On Tuesday, October 8, 2013, the United States Court of Appeals for the Fifth Circuit in BPU Management, Inc. v DOWCP (Donald Morgan) again addressed jurisdictional coverage under The Longshore and Harbor Workers’ Compensation Act (LHWCA). Following on the heels of New Orleans Depot Services, Inc., (NODSI) v. DOWCP, 718 Fed. 3rd 384, 387 (5th Cir. 2013) (en banc), which as discussed in a previous Offshore Winds blog post specifically addressed the confines of geographic situs, this panel of the Court addressed the functional component of the situs test.
In what appears to be a very common sensical approach to the “point of rest” concept as it was further defined by the Supreme Court in Northeast Marine Terminal, Co., Inc. v. Caputo, 432 U.S. 249, 267 (1977), the Fifth Circuit, based upon the particular factual setting of the claimant’s employment, posed the appropriate question. The determinative question as seen by the Court is whether the situs where the claimant was injured was customarily used for unloading a vessel.
The claimant, David Martin, had been employed with his employer between 1997 and 2006. The employer maintained a facility on the Texas Gulf Coast used for the production of industrial alumina from raw bauxite. The facility was situated along a navigable waterway so that vessels could easily unload feed stock materials and load finished products.

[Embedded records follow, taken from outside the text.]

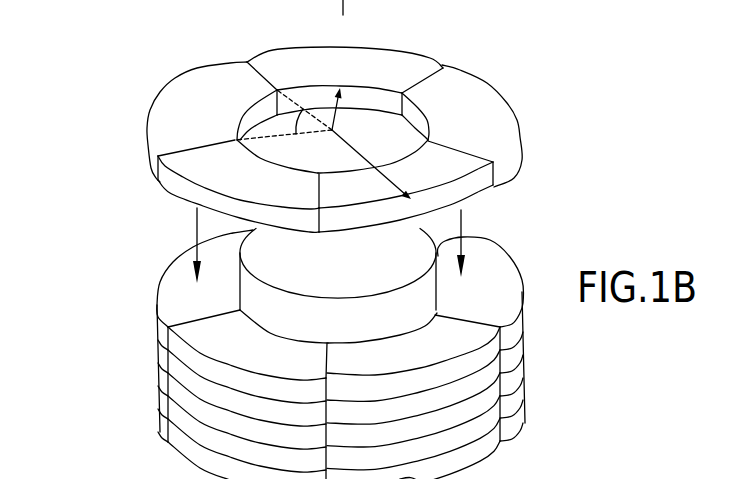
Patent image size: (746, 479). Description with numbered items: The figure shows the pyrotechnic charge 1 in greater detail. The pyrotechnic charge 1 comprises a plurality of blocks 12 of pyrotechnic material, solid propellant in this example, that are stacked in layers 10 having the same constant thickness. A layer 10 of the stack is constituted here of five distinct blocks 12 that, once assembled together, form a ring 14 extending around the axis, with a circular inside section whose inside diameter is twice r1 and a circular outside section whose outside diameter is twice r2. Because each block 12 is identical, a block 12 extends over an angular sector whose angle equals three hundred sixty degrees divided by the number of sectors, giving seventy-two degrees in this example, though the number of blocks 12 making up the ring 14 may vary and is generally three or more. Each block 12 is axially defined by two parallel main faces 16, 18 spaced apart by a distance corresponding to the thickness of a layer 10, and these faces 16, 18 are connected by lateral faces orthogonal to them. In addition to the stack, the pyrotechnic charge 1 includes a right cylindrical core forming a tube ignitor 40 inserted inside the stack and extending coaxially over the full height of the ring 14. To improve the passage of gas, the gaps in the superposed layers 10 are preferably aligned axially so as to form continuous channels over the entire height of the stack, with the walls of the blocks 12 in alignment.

The pyrotechnic charge 1 is at (308, 250).
The layer 10 is at (338, 271).
The block 12 is at (397, 62).
The ring 14 is at (488, 107).
The main face 16 is at (486, 130).
The main face 18 is at (482, 203).
The tube ignitor 40 is at (354, 275).
The inside radius r1 is at (336, 117).
The outside radius r2 is at (357, 153).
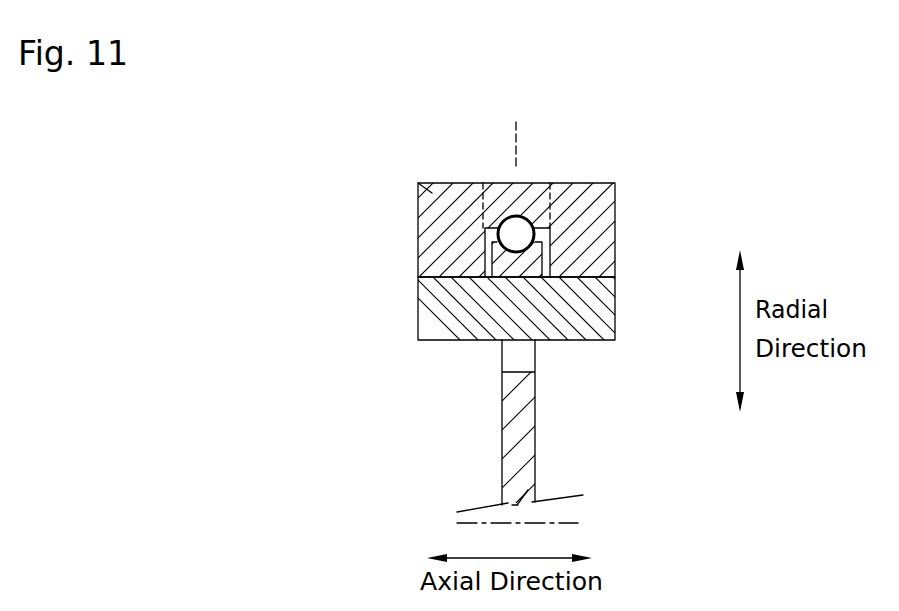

Bauxite would be unloaded from vessels at the employer’s dock using an overhead conveyer system which then carried the bauxite over a street and fence separating the dock area from the alumina processing facility. There the bauxite would be deposited into one of several bins located in a large covered storage area. The bauxite would remain in the storage area until needed later in the refining process. When required, the bauxite would be transferred by opening a trap door at the bottom of the bin. The bauxite would then drain into a screw feeder which broke down the bauxite into smaller pieces and deposited it onto a conveyor belt located in the cross tunnel.
Mr. Martin’s usual employment was as a dockworker to ensure that ships were properly docked and loaded or unloaded, but at other infrequent times he participated in the cleaning of bauxite debris in a cross tunnel. The back injury for which he sought compensation occurred while he was shoveling displaced bauxite back to the conveyor system located in the cross tunnel.
The courts below, finding situs had been established, reasoned that the cross tunnel where Martin was injured had a substantial nexus with the bulk site unloading process, indicating that it had a functional relationship with navigable waters. Because the storage buildings were used in unloading bauxite and did not house manufacturing facilities, the Court below deduced by elimination that the cross tunnel beneath the buildings was necessarily involved in the unloading process. The Fifth Circuit felt the focus of this inquiry to be misdirected and indicated that rather than determine if the site was used for manufacturing, the appropriate question was whether it was customarily used for unloading a vessel. If not, situs was not established.
In answering this question, the Fifth Circuit noted that once the bauxite was delivered to the storage area, the employer’s engineering employees managed and controlled the bauxite’s further movement. It also noted that when the bauxite was placed into the bins, it was placed on top of previously discharged bauxite and would sit in the long term storage stockpile until it migrated to the bottom to be selected by the employer’s process engineers for production and movement for crushing in the screw feeder and finally transported toward the metal extraction facility by the conveyer located on the situs of Mr. Martin’s injury.
Once the facts of this case are understood, one can clearly see a demarcation between the unloading process and further activity involved with the bauxite, thus the Fifth Circuit ruled Mr. Martin was not covered under the LHWCA. Whether this decision will significantly affect other situs cases, as will the NODSI case, supra, it remains to be seen. The decision does, however, seem to answer the question that a Longshore Act employee, under certain circumstances, can walk in and out of coverage during his daily activities.